17 de fevereiro de 2021

o projeto da poesia

Domingo eu tava lendo POESIA FORA DA ESTANTE e lembrando o tempo bom, sem muito dinheiro (não que hoje seja diferente) e vivia economizando por meses, esperando acontecer uma feira bienal por aqui... havia ouvido Dilan Camargo falar do livro, num certo evento à tarde na biblioteca Monteiro Lobato. Era dezembro de 1995. Erguendo-se nos joelhos, com braço alto, do meio da plateia, falou ele de uma antologia corajosa feita por um grupo de pesquisadoras da PUC/RS e publicada por uma pequena editora gaúcha. Quem era aquele homem, eu ainda não sabia, que editora seria aquela que se chamava Projeto?

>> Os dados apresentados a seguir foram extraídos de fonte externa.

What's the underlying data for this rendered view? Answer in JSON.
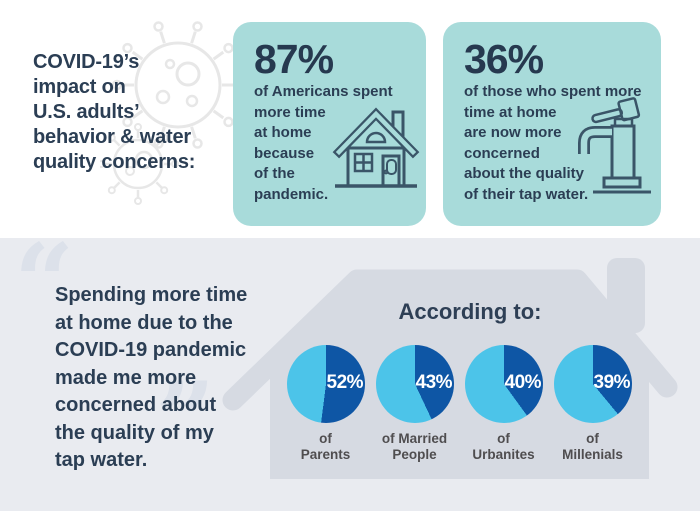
{
  "header": {
    "title_lines": [
      "COVID-19’s",
      "impact on",
      "U.S. adults’",
      "behavior & water",
      "quality concerns:"
    ]
  },
  "stat_cards": [
    {
      "value": "87%",
      "lines": [
        "of Americans spent",
        "more time",
        "at home",
        "because",
        "of the",
        "pandemic."
      ],
      "icon": "house-icon"
    },
    {
      "value": "36%",
      "lines": [
        "of those who spent more",
        "time at home",
        "are now more",
        "concerned",
        "about the quality",
        "of their tap water."
      ],
      "icon": "faucet-icon"
    }
  ],
  "quote": {
    "open_mark": "“",
    "close_mark": "”",
    "lines": [
      "Spending more time",
      "at home due to the",
      "COVID-19 pandemic",
      "made me more",
      "concerned about",
      "the quality of my",
      "tap water."
    ]
  },
  "chart_data": {
    "type": "pie",
    "title": "According to:",
    "legend_position": "none",
    "slice_color": "#0E56A5",
    "remainder_color": "#4CC4E9",
    "charts": [
      {
        "pct_label": "52%",
        "value_pct": 52,
        "label_lines": [
          "of",
          "Parents"
        ]
      },
      {
        "pct_label": "43%",
        "value_pct": 43,
        "label_lines": [
          "of Married",
          "People"
        ]
      },
      {
        "pct_label": "40%",
        "value_pct": 40,
        "label_lines": [
          "of",
          "Urbanites"
        ]
      },
      {
        "pct_label": "39%",
        "value_pct": 39,
        "label_lines": [
          "of",
          "Millenials"
        ]
      }
    ]
  },
  "colors": {
    "card_teal": "#A8DBDA",
    "navy_text": "#2B3E54",
    "bottom_bg": "#E9EBF0",
    "house_silhouette": "#D6DAE2",
    "quote_mark": "#DCE1EA",
    "pie_dark_blue": "#0E56A5",
    "pie_light_blue": "#4CC4E9",
    "pie_label_gray": "#4F4D4F"
  }
}
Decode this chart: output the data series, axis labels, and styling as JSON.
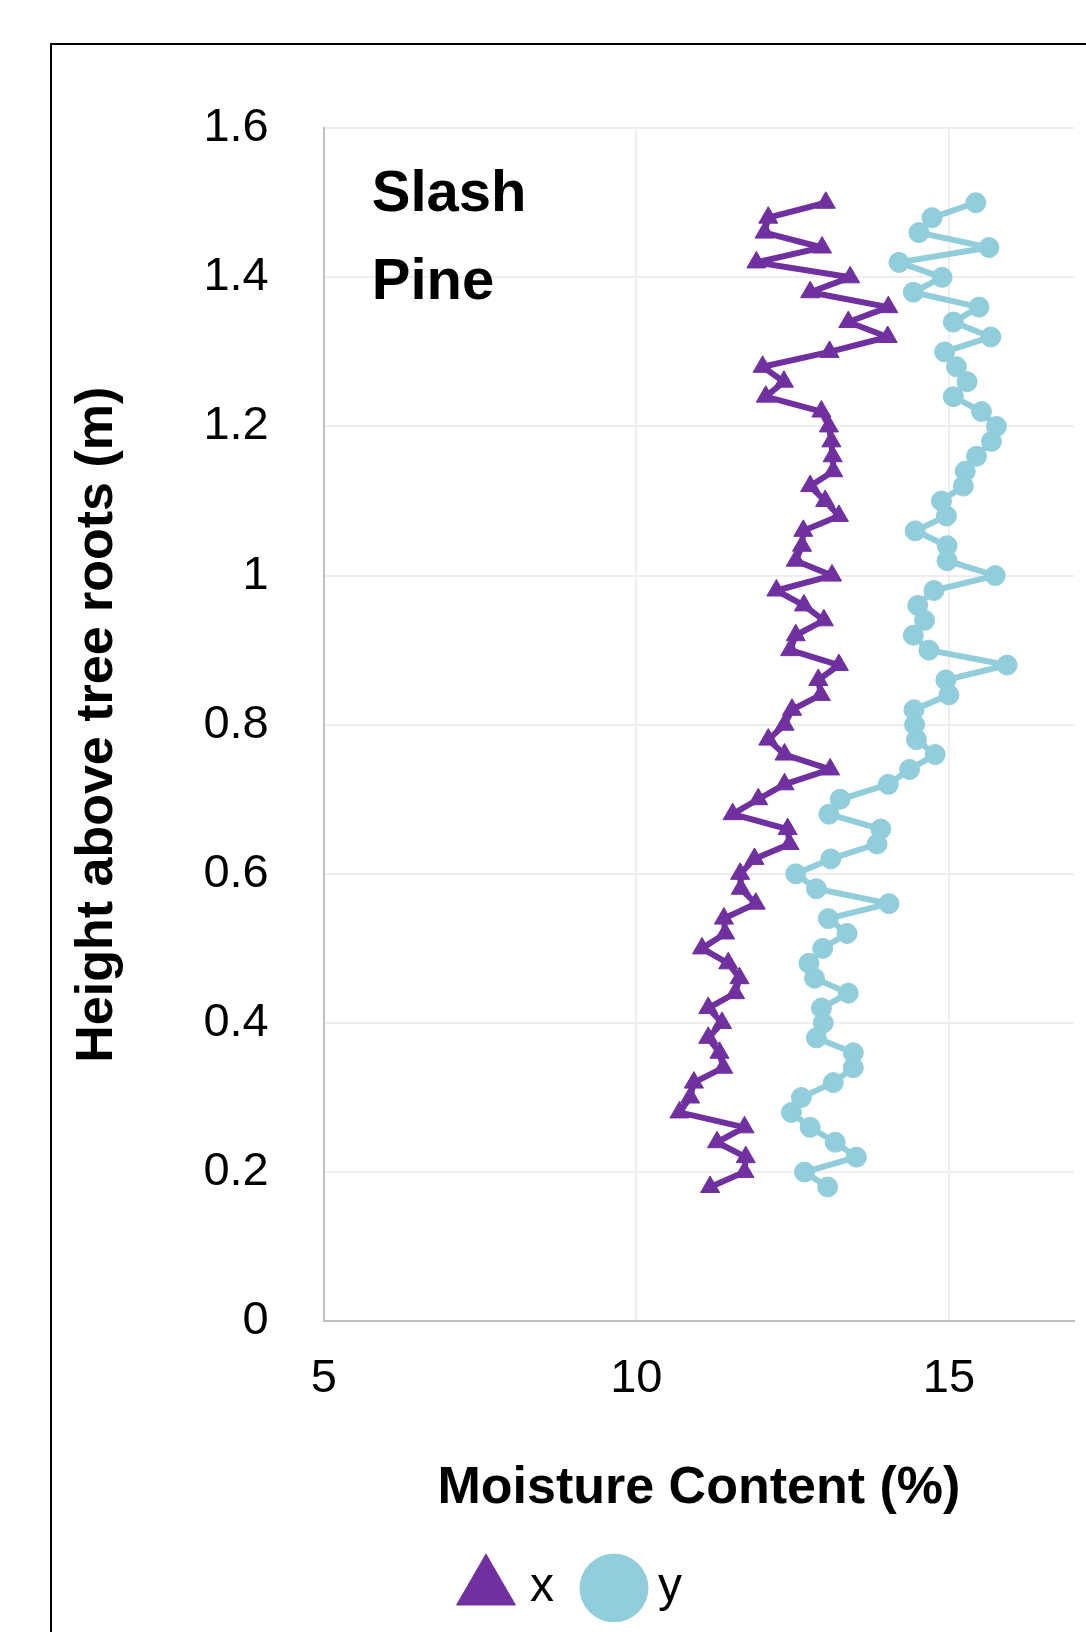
{
  "chart_data": {
    "type": "line",
    "title": "Slash Pine",
    "xlabel": "Moisture Content (%)",
    "ylabel": "Height above tree roots (m)",
    "xlim": [
      5,
      17
    ],
    "xticks": [
      5,
      10,
      15
    ],
    "ylim": [
      0,
      1.6
    ],
    "yticks": [
      0,
      0.2,
      0.4,
      0.6,
      0.8,
      1,
      1.2,
      1.4,
      1.6
    ],
    "grid": true,
    "legend": "bottom",
    "line_style": "solid",
    "series": [
      {
        "name": "x",
        "color": "#7030a0",
        "marker": "triangle",
        "x": [
          13.03,
          12.11,
          12.05,
          12.97,
          11.92,
          13.42,
          12.78,
          14.03,
          13.39,
          14.02,
          13.09,
          12.02,
          12.36,
          12.07,
          12.96,
          13.08,
          13.12,
          13.14,
          13.15,
          12.78,
          13.02,
          13.24,
          12.67,
          12.65,
          12.55,
          13.13,
          12.24,
          12.68,
          13.0,
          12.55,
          12.46,
          13.24,
          12.91,
          12.95,
          12.49,
          12.37,
          12.11,
          12.37,
          13.1,
          12.37,
          11.95,
          11.54,
          12.42,
          12.45,
          11.89,
          11.66,
          11.67,
          11.91,
          11.4,
          11.42,
          11.05,
          11.47,
          11.65,
          11.58,
          11.15,
          11.37,
          11.15,
          11.33,
          11.39,
          10.92,
          10.86,
          10.69,
          11.73,
          11.29,
          11.75,
          11.73,
          11.18
        ],
        "values": [
          1.5,
          1.48,
          1.46,
          1.44,
          1.42,
          1.4,
          1.38,
          1.36,
          1.34,
          1.32,
          1.3,
          1.28,
          1.26,
          1.24,
          1.22,
          1.2,
          1.18,
          1.16,
          1.14,
          1.12,
          1.1,
          1.08,
          1.06,
          1.04,
          1.02,
          1,
          0.98,
          0.96,
          0.94,
          0.92,
          0.9,
          0.88,
          0.86,
          0.84,
          0.82,
          0.8,
          0.78,
          0.76,
          0.74,
          0.72,
          0.7,
          0.68,
          0.66,
          0.64,
          0.62,
          0.6,
          0.58,
          0.56,
          0.54,
          0.52,
          0.5,
          0.48,
          0.46,
          0.44,
          0.42,
          0.4,
          0.38,
          0.36,
          0.34,
          0.32,
          0.3,
          0.28,
          0.26,
          0.24,
          0.22,
          0.2,
          0.18
        ]
      },
      {
        "name": "y",
        "color": "#92cddc",
        "marker": "circle",
        "x": [
          15.43,
          14.73,
          14.52,
          15.64,
          14.2,
          14.89,
          14.43,
          15.48,
          15.07,
          15.67,
          14.93,
          15.12,
          15.29,
          15.07,
          15.52,
          15.76,
          15.68,
          15.44,
          15.26,
          15.23,
          14.88,
          14.96,
          14.46,
          14.97,
          14.97,
          15.74,
          14.76,
          14.5,
          14.61,
          14.43,
          14.68,
          15.93,
          14.95,
          15.0,
          14.44,
          14.45,
          14.48,
          14.78,
          14.37,
          14.03,
          13.26,
          13.08,
          13.91,
          13.85,
          13.11,
          12.55,
          12.88,
          14.04,
          13.07,
          13.37,
          12.98,
          12.76,
          12.85,
          13.39,
          12.96,
          12.99,
          12.88,
          13.47,
          13.47,
          13.15,
          12.64,
          12.48,
          12.78,
          13.18,
          13.52,
          12.69,
          13.06
        ],
        "values": [
          1.5,
          1.48,
          1.46,
          1.44,
          1.42,
          1.4,
          1.38,
          1.36,
          1.34,
          1.32,
          1.3,
          1.28,
          1.26,
          1.24,
          1.22,
          1.2,
          1.18,
          1.16,
          1.14,
          1.12,
          1.1,
          1.08,
          1.06,
          1.04,
          1.02,
          1,
          0.98,
          0.96,
          0.94,
          0.92,
          0.9,
          0.88,
          0.86,
          0.84,
          0.82,
          0.8,
          0.78,
          0.76,
          0.74,
          0.72,
          0.7,
          0.68,
          0.66,
          0.64,
          0.62,
          0.6,
          0.58,
          0.56,
          0.54,
          0.52,
          0.5,
          0.48,
          0.46,
          0.44,
          0.42,
          0.4,
          0.38,
          0.36,
          0.34,
          0.32,
          0.3,
          0.28,
          0.26,
          0.24,
          0.22,
          0.2,
          0.18
        ]
      }
    ]
  }
}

Encontrei o livro meses e meses depois, vindo a ser um guia e um companheiro de viagens rumo às aulas na pedagogia pelo interior catarinense. Tão logo eu voltava pra casa, POESIA FORA DA ESTANTE voltava para dentro da estante a fim de descansar, não pegar pó, nem dar oportunidade pro azar.

"A ideia deste livro surgiu da certeza de que a poesia não tem idade. Aqui vamos encontrar os mais variados poemas, muitos deles não escritos diretamente para crianças. Afinal, a poesia de gente grande pode passar pelo crivo dos pequenos leitores. Versos que mimetizam os sentimentos humanos, através de arranjos de sons, ritmos e imagens, podem mobilizar as crianças, que reconhecem a própria interioridade estampada no achado original de novas formas poéticas. Tal fato acontece devido à equivalência entre os elementos sonoros, imagéticos e estruturais, que convergem para o mesmo eixo de sentido, simulando, em todos os níveis, a idéia que se quer representar. O prazer advém, assim, da familiaridade dos temas percorridos pela literatura e também da descoberta de uma linguagem inusitada, recheada de recursos antes não percebidos. São jogos iterativos e gratuitos, que reorganizam a realidade próxima da infância em esquemas mentais (de entendimento) e corpóreos (de sons e ritmos, a matéria orgânica do poema), fazendo com que o cotidiano possa ser visto e sentido como nunca o fora antes."
POESIA FORA DA ESTANTE, org. Vera Aguiar, Simone Assumpção e Sissa Jacoby, foi ilustrado com miniaturas de Laura Castilhos (Projeto, 1995) #dobrasdapoesia

16 de fevereiro de 2021

sonhos que necessitam de um reparo



Domingo eu tava lendo CASA DE CONSERTOS, de Eloí Bocheco @eloibocheco, com os mágicos diálogos da menina Olímpia com diferentes pessoas, país afora, ao telefone. São pessoas sem rostos, mas sonhos que necessitam de um reparo e continuidade, uma vez que as histórias de vida, neste enredo, são do mesmo entremeio e substância de antigos brinquedos a serem resgatados do abandono e da solidão.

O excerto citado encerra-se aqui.